Given the tone of the responses above, I suspect everyone is very much satisfied with the verdict of OJ Simpson trial (criminal, not civil). What bloody gloves? What reckless pursuit down the freeway with a bloodied SUV? Aw, thats's just circumstantial.
Moreover, the fact that a man, who had ties to an "alleged" terrorist recruiter, pushed a button under the assumption he would mass murder people, is not enough evidence for you.
A few weeks back, we wrote about the FBI celebrating that they stopped a terrorist plot that appeared to have been mostly planned by the FBI itself -- basically encouraging one guy, who had no actual terrorist connections, to think he was a part of a terrorist plot where none actually existed... and then arresting the guy.

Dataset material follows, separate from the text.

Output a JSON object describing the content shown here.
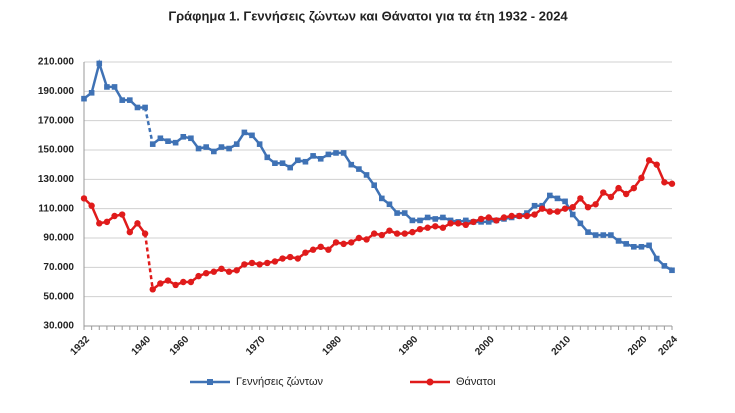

I'm still in shocking disbelief that you find it acceptable to trivialize attempted mass murder in such a way. Your description of the story is disingenuous at best, and completely misleading at worst.

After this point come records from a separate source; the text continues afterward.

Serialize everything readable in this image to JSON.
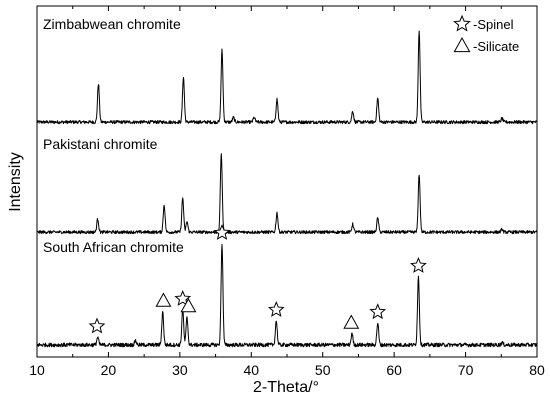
{
  "chart_data": {
    "type": "line",
    "xlabel": "2-Theta/°",
    "ylabel": "Intensity",
    "xlim": [
      10,
      80
    ],
    "x_ticks": [
      10,
      20,
      30,
      40,
      50,
      60,
      70,
      80
    ],
    "y_ticks_shown": false,
    "grid": false,
    "legend": {
      "placement": "top-right",
      "entries": [
        {
          "symbol": "star",
          "label": "-Spinel"
        },
        {
          "symbol": "triangle",
          "label": "-Silicate"
        }
      ]
    },
    "series": [
      {
        "name": "Zimbabwean chromite",
        "peaks": [
          {
            "x": 18.6,
            "h": 0.42
          },
          {
            "x": 30.5,
            "h": 0.49
          },
          {
            "x": 35.9,
            "h": 0.78
          },
          {
            "x": 37.5,
            "h": 0.05
          },
          {
            "x": 40.4,
            "h": 0.05
          },
          {
            "x": 43.6,
            "h": 0.25
          },
          {
            "x": 54.2,
            "h": 0.12
          },
          {
            "x": 57.7,
            "h": 0.26
          },
          {
            "x": 63.5,
            "h": 1.0
          },
          {
            "x": 75.1,
            "h": 0.04
          }
        ]
      },
      {
        "name": "Pakistani chromite",
        "peaks": [
          {
            "x": 18.5,
            "h": 0.15
          },
          {
            "x": 27.8,
            "h": 0.31
          },
          {
            "x": 30.4,
            "h": 0.39
          },
          {
            "x": 31.0,
            "h": 0.12
          },
          {
            "x": 35.8,
            "h": 0.9
          },
          {
            "x": 43.6,
            "h": 0.22
          },
          {
            "x": 54.2,
            "h": 0.09
          },
          {
            "x": 57.7,
            "h": 0.16
          },
          {
            "x": 63.5,
            "h": 0.66
          },
          {
            "x": 75.1,
            "h": 0.03
          }
        ]
      },
      {
        "name": "South African chromite",
        "peaks": [
          {
            "x": 18.5,
            "h": 0.07
          },
          {
            "x": 23.8,
            "h": 0.04
          },
          {
            "x": 27.6,
            "h": 0.3
          },
          {
            "x": 30.4,
            "h": 0.32
          },
          {
            "x": 31.0,
            "h": 0.25
          },
          {
            "x": 35.9,
            "h": 0.92
          },
          {
            "x": 43.5,
            "h": 0.22
          },
          {
            "x": 54.1,
            "h": 0.1
          },
          {
            "x": 57.7,
            "h": 0.2
          },
          {
            "x": 63.4,
            "h": 0.62
          },
          {
            "x": 75.1,
            "h": 0.02
          }
        ],
        "annotations": [
          {
            "x": 18.4,
            "symbol": "star"
          },
          {
            "x": 27.7,
            "symbol": "triangle"
          },
          {
            "x": 30.4,
            "symbol": "star"
          },
          {
            "x": 31.2,
            "symbol": "triangle"
          },
          {
            "x": 35.9,
            "symbol": "star"
          },
          {
            "x": 43.5,
            "symbol": "star"
          },
          {
            "x": 54.0,
            "symbol": "triangle"
          },
          {
            "x": 57.7,
            "symbol": "star"
          },
          {
            "x": 63.4,
            "symbol": "star"
          }
        ]
      }
    ]
  }
}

No terrorist connections? Here's an excerpt from the link you yourself referenced:
"The F.B.I.ís surveillance started in August 2009 after agents intercepted his e-mails with a man he had met in Oregon who had returned to the Middle East, according to a law enforcement official who described the man as a recruiter for terrorism"
Does whatever law enforcement believe nullify your view? Do you not agree he had connections to a terrorist recruiter? What information do you have to support that theory?
"Ok, if "the law is the law," then why didn't the Librarian of Congress also block the other sites offering up these documents?"
So which is it Mike: if they block access from just the Library of Congress, and leave other sites accessible, it's called denial - and if they actually did block access to those sites from within the Library of Congress you'd complain it was censorship.
I'm starting to think you really can't be satisfied with anything.